Schellhorn also stated at that time his department was operating with a negative balance of about $104,000, which in fiscal year 2009 stopped the city’s annual practice of putting $100,000 into the equipment replacement reserve fund.
According to the minutes, Schellhorn stated the $9.25 monthly fee for solid waste would generate $1.46 million based on collection from 5,000 customers. His budget at the time was $1.33 million.
During the Nov. 9, 2010 meeting, the Council unanimously approved the motion to purchase the equipment from Elliott Equipment Company: three automated trucks, 5,000 garbage bins, 5,000 yard waste bins and computer equipment, leaving the fund negative by slightly more than $720,000.
Since the $1.27 million was spent, the $100,000 a year has not been saved due to a lack of revenue.

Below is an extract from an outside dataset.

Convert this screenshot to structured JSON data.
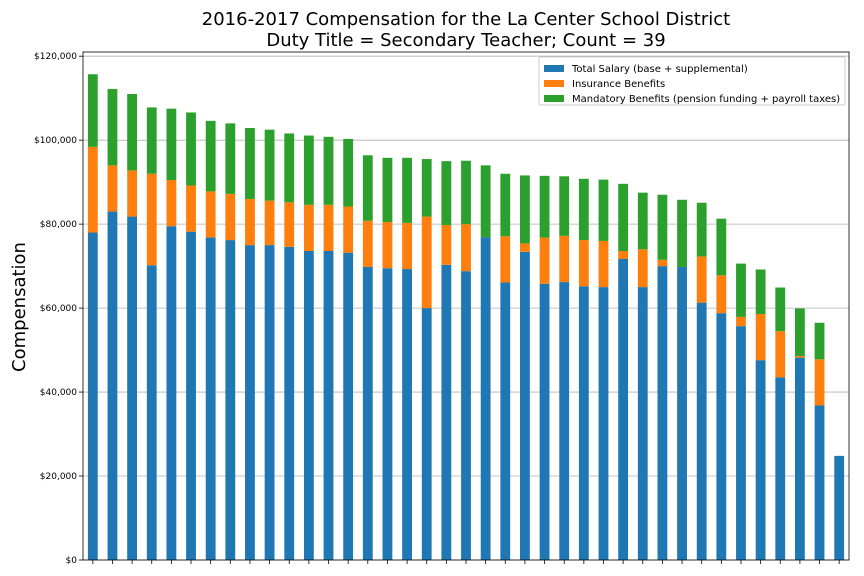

Further compounding the issue, the city continues to purchase solid waste and recycling bins for residents and invoices the purchases to the replacement fund. The balance of the fund is currently negative by approximately $1 million, according to Kinser.
“You can either borrow for equipment when you need a replacement or you can save for it along the way and this is one where it sounds like there was a misunderstanding of what was actually happening in the cash in this fund,” Kinser said during the IOC meeting Tuesday.
Committee members decided not to move forward with the $1 million included in the bond to pay for the equipment. Instead, they moved to wait for the solid waste study results, which will be revealed in January.